I hate school. I hate the way the school system works.
Why do we insist on schooling young people? Well, that's obvious, isn't it? To educate them about the world around them. To teach them about life, about the world, about how things work. To prepare them for life as an adult.
That might be fair enough, in the beginning. You enter nursery. You learn to interact with other children and with adults. You learn about manners, and about fairness. You're introduced to all kinds of exciting new ideas and activities. You have fun.
I love little children. They're so full of life, so full of that childish curiosity. They want to explore and learn about every single thing they come into contact with. Of course, as we get older, everything stops being new and exciting. We've seen it before. Maybe, though, that's not all there is too it. I know I still get excited over little things. I know that the times when I'm actually in sight of that elusive thing called "happiness" are when things are at their simplest. The sun. Laughing. New places.
As we get older, further through the school system, they take the "life" part out of it. It becomes less and less about life, about living, about enjoying living, and more and more about fitting in all the "necessary" things. It becomes stressful, not just for the pupils, but for the teachers. The teachers have got too many things they're supposed to get done in too little time, and the pupils are faced with the impossible task of keeping up with what the teacher doesn't even have time for. Being the daughter of two teachers, albeit two primary school teachers, I'm horribly aware of the other side to things.
There are too many thing to be taught and learned in every school year, in every term, even in every day. Too many things to be covered that there just isn't the time for. You'd need the perfect class to get it all done. The perfect class, however, doesn't exist. There will always be the pupils who are intelligent and get all their work done before everyone else. There will always be the pupils who try their hardest but are just slower and not as bright as the rest of the class. There will always be those bright pupils who respond to their lack of stimulation by acting up, and there will always be those slower pupils who express their frustration at being slower by acting up. There will always be children who come from troubled homes. There will always be children with parents who are pushy, overbearing and expect the very best for their little darlings, and their will always be children whose parents send them to school each day without any breakfast.
And, of course, each child is supposed to be dealt with in a certain way. And, of course, each teacher has about thirty children to teach and therefore can't devote their attention to each child individually. And so, everyone is stressed. No one gets what they need and deserve out of it.

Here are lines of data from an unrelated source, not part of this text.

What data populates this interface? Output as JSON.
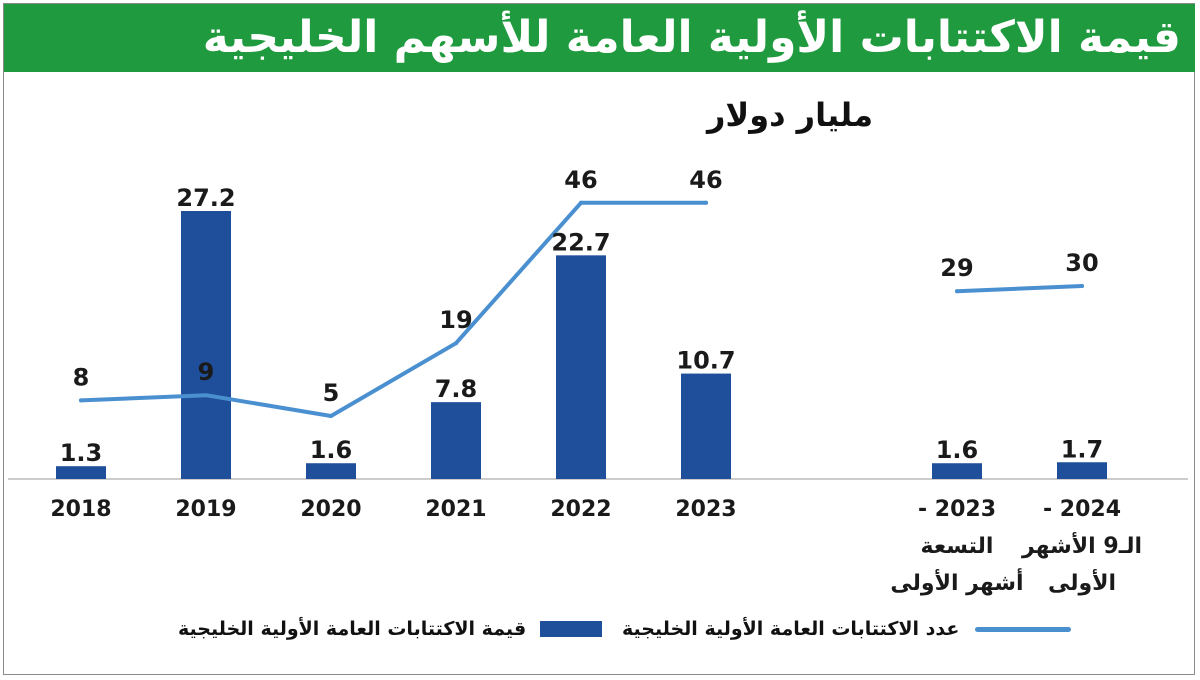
{
  "header": {
    "title": "قيمة الاكتتابات الأولية العامة للأسهم الخليجية"
  },
  "chart_data": {
    "type": "bar",
    "title": "قيمة الاكتتابات الأولية العامة للأسهم الخليجية",
    "subtitle": "مليار دولار",
    "ylabel": "مليار دولار",
    "categories": [
      "2018",
      "2019",
      "2020",
      "2021",
      "2022",
      "2023",
      "2023 - التسعة أشهر الأولى",
      "2024 - الـ9 الأشهر الأولى"
    ],
    "category_lines": [
      [
        "2018"
      ],
      [
        "2019"
      ],
      [
        "2020"
      ],
      [
        "2021"
      ],
      [
        "2022"
      ],
      [
        "2023"
      ],
      [
        "2023 -",
        "التسعة",
        "أشهر الأولى"
      ],
      [
        "2024 -",
        "الـ9 الأشهر",
        "الأولى"
      ]
    ],
    "series": [
      {
        "name": "قيمة الاكتتابات العامة الأولية الخليجية",
        "kind": "bar",
        "values": [
          1.3,
          27.2,
          1.6,
          7.8,
          22.7,
          10.7,
          1.6,
          1.7
        ],
        "labels": [
          "1.3",
          "27.2",
          "1.6",
          "7.8",
          "22.7",
          "10.7",
          "1.6",
          "1.7"
        ]
      },
      {
        "name": "عدد الاكتتابات العامة الأولية الخليجية",
        "kind": "line",
        "segments": [
          [
            0,
            1,
            2,
            3,
            4,
            5
          ],
          [
            6,
            7
          ]
        ],
        "values": [
          8,
          9,
          5,
          19,
          46,
          46,
          29,
          30
        ],
        "labels": [
          "8",
          "9",
          "5",
          "19",
          "46",
          "46",
          "29",
          "30"
        ]
      }
    ],
    "colors": {
      "bar": "#1f4e9a",
      "line": "#4a90d0",
      "header": "#1f9a3e"
    },
    "legend": {
      "position": "bottom",
      "line_label": "عدد الاكتتابات العامة الأولية الخليجية",
      "bar_label": "قيمة الاكتتابات العامة الأولية الخليجية"
    }
  }
}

Then you get to my age, from younger than I am now to basically the end of the education system, and suddenly, the life part seems to have disappeared. My schooling now isn't about teaching me to appreciate life. It's not about encouraging me to enjoy everything around me or responding to my curiosity. It's about exams. They're about how much of a certain load of information from an entire year I can remember and write onto a piece of paper in an hour or two. That's not life.
I was sat at the table just now, struggling to fix my attention on psychology revision, when I looked outside and saw the sun. The thought occurred to me that I would like to just go ad sit in it. Maybe take a drink, maybe take a book, maybe take my ipod. Maybe sit for just ten minutes, maybe stay for hours. That's life. Being able to enjoy what's around us. why can't school be about that? What does a certificate of education in some subject really tell you about someone?
And, of course, after this, I want to go to university. Why? Because it's what's expected. It's what people do. Therefore, it's what I want to do. Because if I don't do that, then I'll feel inadequate. A failure. It's a sort of don't-want-to-miss-out thing. Don't get me wrong, I genuinely want to continue learning French. But could I do that just as well by going to live in France for a while? Yes, probably. And would I be happier doing it that way? Well, I'd certainly be less stressed. But I wouldn't have that magic degree at the end, and it seems that things like that are important in life.
Of course there are valuable skills that come from schooling. It's important that we know how to focus, how to pay attention when it's required, how to respect other people, how to be considerate of those around us, how to follow rules, etc. The list goes on. Unfortunately, school doesn't always teach that effectively. It can't, not with everything else. And there are an awful lot of adults out there that don't have those skills.
After uni, then I'll go and get a job, apparently. Most likely, a job that isn't really needed. That isn't actually helping anyone or sorting society out.
I guess it's not the schooling system I hate. I guess it's just the whole fucking society.
I'm tired of typing now. I'm tired of the whole thing. Sorry for the poorly structured rant.